Mais pourquoi l’oligarchie refuse-t-elle d’investir à Pobeda ? Voyez comment nos 20 plus grandes fortunes se sont enrichies rien qu’en janvier. Leur patrimoine net cumulé a augmenté de 19 milliards de dollars en un seul mois !

Pourquoi viennent-ils interroger nos députés dans l’Altaï, armés de mitraillettes, sur le travail de leurs assistants ? Ils les forcent à justifier des activités parfaitement légales. Et ils les menacent même de prison. 

Géopolitique. Nous avons notre propre espace civilisationnel, fruit d’un millénaire d’évolution. Aujourd’hui, nous ne pouvons tolérer que nos ennemis dominent l’Arménie et nos autres alliés historiques ! Nous n’avons pas le droit de l’accepter !

Il faut réguler les prix et mobiliser les ressources. Nabiullina ne peut pas fixer ce tarif à sa place. Quinze pour cent et demi, ce n’est pas une réduction ; c’est une insulte à l’économie ! Augmenter ainsi les tarifs des services publics est inacceptable, tout comme confier ce secteur au secteur privé dans un pays aussi vaste et froid. Les propriétaires privés ont déjà tout gâché dans le secteur du logement. Et maintenant, ils exploitent à nouveau les citoyens pour financer les réparations. Et quand ils prétendent que les ressources de l’État sont insuffisantes, c’est faux ! Il y a largement assez de ressources. Mais elles doivent être gérées avec sagesse et équité.

Sur le plan idéologique, nous sommes tous attachés à la souveraineté, à la justice, aux traditions et aux valeurs. Mais le temps a démontré avec force que l’idéologie la plus puissante et la plus convaincante, le salut de toute l’humanité, est le socialisme. Nous sommes désormais confrontés à un choix historique décisif : soit le socialisme, indispensable à la Victoire, soit les diktats du grand capital et du fascisme. 

Nos adversaires ont une longue expérience en matière d’étouffement de la souveraineté de ceux qu’ils n’apprécient pas.
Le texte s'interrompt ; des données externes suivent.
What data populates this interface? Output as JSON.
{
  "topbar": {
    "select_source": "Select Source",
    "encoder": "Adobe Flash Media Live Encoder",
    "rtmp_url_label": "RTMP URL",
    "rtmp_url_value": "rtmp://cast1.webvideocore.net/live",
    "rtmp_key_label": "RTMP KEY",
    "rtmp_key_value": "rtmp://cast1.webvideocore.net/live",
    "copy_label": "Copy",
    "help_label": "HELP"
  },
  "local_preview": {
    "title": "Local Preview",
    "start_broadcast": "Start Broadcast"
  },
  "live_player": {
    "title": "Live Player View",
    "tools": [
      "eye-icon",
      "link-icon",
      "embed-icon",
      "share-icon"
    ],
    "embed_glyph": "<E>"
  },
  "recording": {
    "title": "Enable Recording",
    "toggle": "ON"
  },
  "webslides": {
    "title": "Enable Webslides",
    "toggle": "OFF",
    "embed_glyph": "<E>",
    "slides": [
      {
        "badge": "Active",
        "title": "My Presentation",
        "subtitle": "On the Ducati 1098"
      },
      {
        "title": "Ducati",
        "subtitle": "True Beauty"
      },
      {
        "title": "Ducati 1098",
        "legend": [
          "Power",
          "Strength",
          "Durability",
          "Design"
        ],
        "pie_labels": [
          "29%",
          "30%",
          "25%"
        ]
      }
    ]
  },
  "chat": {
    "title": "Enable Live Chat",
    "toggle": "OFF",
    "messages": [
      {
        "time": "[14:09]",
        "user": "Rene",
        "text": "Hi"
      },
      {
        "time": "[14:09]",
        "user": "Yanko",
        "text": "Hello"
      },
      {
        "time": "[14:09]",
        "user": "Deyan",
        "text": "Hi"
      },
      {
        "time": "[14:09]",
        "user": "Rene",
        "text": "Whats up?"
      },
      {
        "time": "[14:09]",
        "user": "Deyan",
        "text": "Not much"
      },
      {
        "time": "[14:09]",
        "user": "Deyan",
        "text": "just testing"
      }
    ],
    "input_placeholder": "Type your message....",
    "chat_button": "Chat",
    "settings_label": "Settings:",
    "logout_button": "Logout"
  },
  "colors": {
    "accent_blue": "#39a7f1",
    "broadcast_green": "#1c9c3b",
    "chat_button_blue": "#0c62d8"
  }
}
Lorsqu’ils ont commencé à asphyxier l’Union soviétique par la « perestroïka » et la « démocratisation », nous avons réagi trop tard. Il en a résulté l’effondrement perfide d’une grande puissance : l’URSS. Et la florissante république d’Ukraine a été transformée en un champ de bataille sanglant sous l’ère Bandera. Afin d’éviter à jamais de nouveaux troubles dans notre pays, provoqués par l’injustice et les divisions sociales, nous devons rétablir l’ordre dans le système politique. Nous devons garantir un dialogue respectueux et constructif, des élections en bonne et due forme et une véritable compétition entre les programmes et les équipes. Nous le proposons avec insistance. En retour, ils proposent la semaine de trois jours, l’enseignement à distance et d’autres « innovations » qui pourraient servir, à l’avenir, à invalider toute élection. 

Nous disposons de tous les moyens pour réaliser une véritable avancée. Mais cela ne peut se faire sans discipline, sans justice, sans considération pour chaque personne – et surtout pour les enfants, les femmes et les personnes âgées. Sans l’adoption du train de mesures sociales essentiel préparé par Ostanina. Sans une régulation des migrations. Sans un soutien aux forces de l’ordre, qui souffrent déjà d’une pénurie d’effectifs de près de 50 %.

Notre programme de victoire, qui s’attaque à tous ces problèmes, est entre vos mains. Nous soutiendrons le gouvernement de Mishustin dans son action. Mais nous devons prendre les mesures nécessaires immédiatement. Ce n’est qu’à cette condition que ce travail sera véritablement une victoire.